Function of CB₁-GFP and CB₁(C415A)-GFP receptors in HEK-293 cells. CB₁-GFP or CB₁(C415)-GFP were transiently transfected into HEK-293 cells and their function was tested. Details are given under Methods, and numerical values are summarized in Table 2. (A) Saturation binding curves for the CB₁ receptor agonist [³H]CP55940 on plasma membrane preparations from cells expressing CB₁-GFP and CB₁(C415)-GFP receptors. Membranes were incubated with different concentrations of [³H]CP55940 at 37°C for 60 min. (B) Stimulation of [³⁵S]GTPγS binding by CP55940 in whole cells expressing CB₁-GFP and CB₁(C415A)-GFP receptors. Values are mean (±SEM) percentage of maximal wild-type stimulation (18000 ± 3000 cpm), from at least three independent experiments, each performed in triplicate. (C) Dose-dependence of cAMP biosynthesis in cells over-expressing the CB₁-GFP and CB₁(C415A)-GFP receptors.

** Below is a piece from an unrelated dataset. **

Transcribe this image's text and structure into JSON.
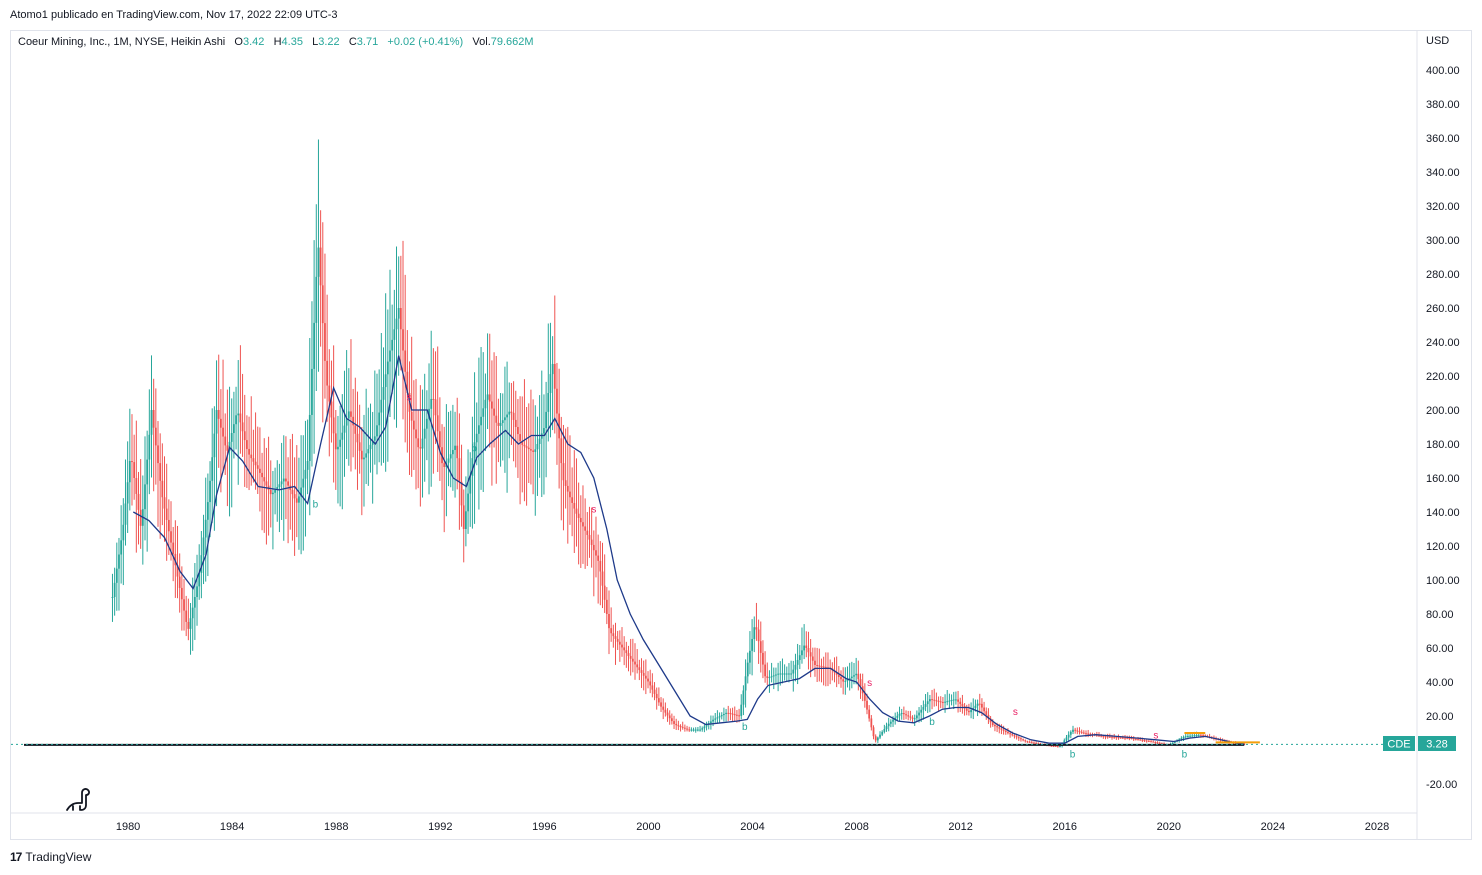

Cells were incubated with 0.45 µM forskolin and varying concentrations of CP55940, as described in Methods. Values are mean (±SEM) percentage of maximal level of cAMP in cells with mutant receptors (3.8 ± 0.2 pmol per 10⁴ cells), from at least three independent experiments, each performed in triplicate.

Figure 9

Effect of depalmitoylation on CB₁ receptor association with Gα proteins in N18TG2 cells or in rat forebrain membranes. Details are given under Methods. After each treatment, P2 membrane fractions were immunoprecipitated with CB₁ receptor antibodies, and Western blots were performed after SDS-urea-10% PAGE, with detection by N-terminal CB₁ receptor antibody and anti-Gα_i2, Gα_i3 or Gα_o specific antibodies, as indicated. Blots are representative of three independent experiments.